Originally posted by: CorrND
By turning HT down to x3 (from default x4) I was able to hit the BIOS maximum of 250MHz FSB
Originally posted by: CorrND
Zap, my brother's nForce2 mobo does run dual channel in the 256-256-512 configuration. Thanks for the tip. The 1GB stick in my system runs perfectly.
Just out curiosity, does anybody know if AMD has future plans for Athlon 64, single or dual core, on socket 754?
Originally posted by: wazzledoozle
Well I took the leap and flashed the Nforce3-A with the Biostar bios-
http://www.biostar-usa.com/mbdownloads.asp?model=NF325-A7
It went fine, I used the flashing utility from Biostar also. I have my 3100+ running at 2.4 GHz with vcore of 1.55, seems to be perfectly stable. 1Mb superpi is 38s![]()
The bios has a max FSB of 320, and better a better hardware monitor.
I uninstalled the chipset drivers before flashing, and after it booted into windows fine and I just reinstalled them.
Originally posted by: Zap
If your CPU doesn't support Cool and Quiet, then you cannot lower the multiplier. Most boards (even ones you can undervolt) won't let you lower the HTT below the default of 200MHz. PCI clock should always be 33MHz.
Originally posted by: ElFenix
what is the safe PCI clock range on this thing?

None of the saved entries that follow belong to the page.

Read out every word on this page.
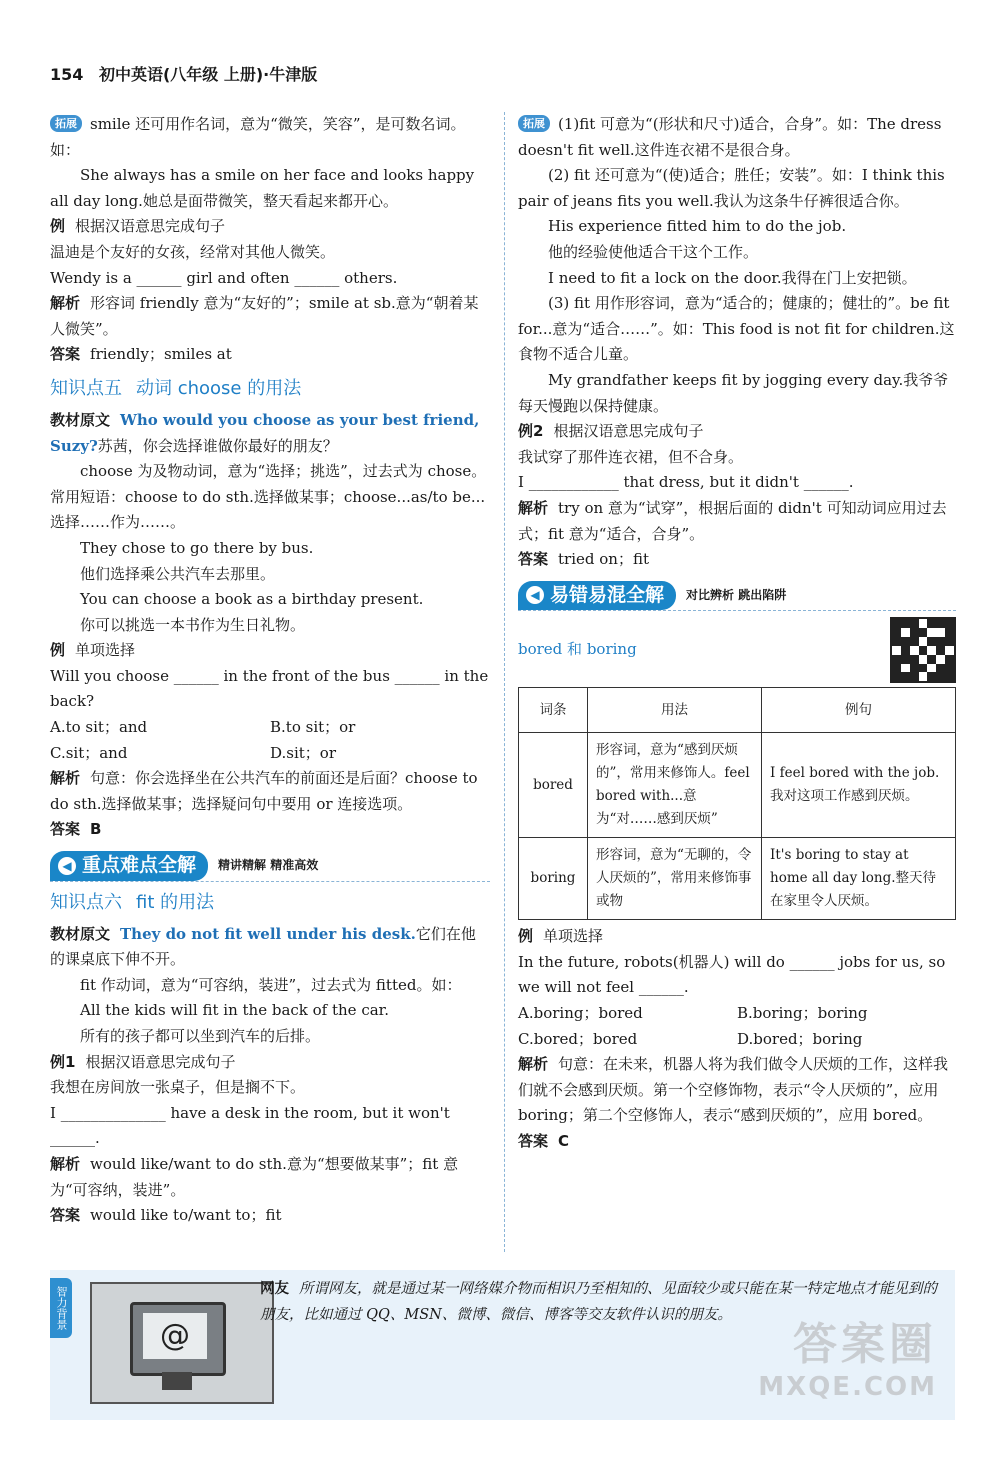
154 初中英语(八年级 上册)·牛津版

拓展 smile 还可用作名词，意为“微笑，笑容”，是可数名词。如：

She always has a smile on her face and looks happy all day long.她总是面带微笑，整天看起来都开心。

例 根据汉语意思完成句子

温迪是个友好的女孩，经常对其他人微笑。

Wendy is a ______ girl and often ______ others.

解析 形容词 friendly 意为“友好的”；smile at sb.意为“朝着某人微笑”。

答案 friendly；smiles at

知识点五 动词 choose 的用法

教材原文 Who would you choose as your best friend, Suzy?苏茜，你会选择谁做你最好的朋友？

choose 为及物动词，意为“选择；挑选”，过去式为 chose。常用短语：choose to do sth.选择做某事；choose...as/to be...选择……作为……。

They chose to go there by bus.

他们选择乘公共汽车去那里。

You can choose a book as a birthday present.

你可以挑选一本书作为生日礼物。

例 单项选择

Will you choose ______ in the front of the bus ______ in the back?

A.to sit；and	B.to sit；or
C.sit；and	D.sit；or

解析 句意：你会选择坐在公共汽车的前面还是后面？choose to do sth.选择做某事；选择疑问句中要用 or 连接选项。

答案 B

◀ 重点难点全解 精讲精解 精准高效
知识点六 fit 的用法

教材原文 They do not fit well under his desk.它们在他的课桌底下伸不开。

fit 作动词，意为“可容纳，装进”，过去式为 fitted。如：

All the kids will fit in the back of the car.

所有的孩子都可以坐到汽车的后排。

例1 根据汉语意思完成句子

我想在房间放一张桌子，但是搁不下。

I ______________ have a desk in the room, but it won't ______.

解析 would like/want to do sth.意为“想要做某事”；fit 意为“可容纳，装进”。

答案 would like to/want to；fit

拓展 (1)fit 可意为“(形状和尺寸)适合，合身”。如：The dress doesn't fit well.这件连衣裙不是很合身。

(2) fit 还可意为“(使)适合；胜任；安装”。如：I think this pair of jeans fits you well.我认为这条牛仔裤很适合你。

His experience fitted him to do the job.

他的经验使他适合干这个工作。

I need to fit a lock on the door.我得在门上安把锁。

(3) fit 用作形容词，意为“适合的；健康的；健壮的”。be fit for...意为“适合……”。如：This food is not fit for children.这食物不适合儿童。

My grandfather keeps fit by jogging every day.我爷爷每天慢跑以保持健康。

例2 根据汉语意思完成句子

我试穿了那件连衣裙，但不合身。

I ____________ that dress, but it didn't ______.

解析 try on 意为“试穿”，根据后面的 didn't 可知动词应用过去式；fit 意为“适合，合身”。

答案 tried on；fit

◀ 易错易混全解 对比辨析 跳出陷阱
bored 和 boring
词条	用法	例句
bored	形容词，意为“感到厌烦的”，常用来修饰人。feel bored with...意为“对……感到厌烦”	I feel bored with the job.我对这项工作感到厌烦。
boring	形容词，意为“无聊的，令人厌烦的”，常用来修饰事或物	It's boring to stay at home all day long.整天待在家里令人厌烦。

例 单项选择

In the future, robots(机器人) will do ______ jobs for us, so we will not feel ______.

A.boring；bored	B.boring；boring
C.bored；bored	D.bored；boring

解析 句意：在未来，机器人将为我们做令人厌烦的工作，这样我们就不会感到厌烦。第一个空修饰物，表示“令人厌烦的”，应用 boring；第二个空修饰人，表示“感到厌烦的”，应用 bored。

答案 C

智力背景
@
网友 所谓网友，就是通过某一网络媒介物而相识乃至相知的、见面较少或只能在某一特定地点才能见到的朋友，比如通过 QQ、MSN、微博、微信、博客等交友软件认识的朋友。
答案圈
MXQE.COM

i'm trying to underclock it, making up for the fact that the processor (S2800+) isn't cnq enabled. and the PCI speed just keeps going lower and lower. i would assume that at some point it gets too low and the devices start messing up.
Originally posted by: Zap
I'm not positive, but it should be.
interestingOriginally posted by: Peter
Originally posted by: ElFenix
what is the safe PCI clock range on this thing?
i'm trying to underclock it, making up for the fact that the processor (S2800+) isn't cnq enabled. and the PCI speed just keeps going lower and lower. i would assume that at some point it gets too low and the devices start messing up.
"33 MHz" PCI, which is what we got here, is originally specified for 20-33 MHz operation. All PCI devices are (by the book) obliged to not care about the exact frequency - however, given how long it's been that nobody made chipsets that /regularly/ run at anything but 33 MHz exactly, you might find that some chips don't like it.
You'll have to try, but by what the papers say, it should be safe. (It is at the expense of bandwidth, obviously.)
Originally posted by: Undersea
I would try to clear CMOS and update bios!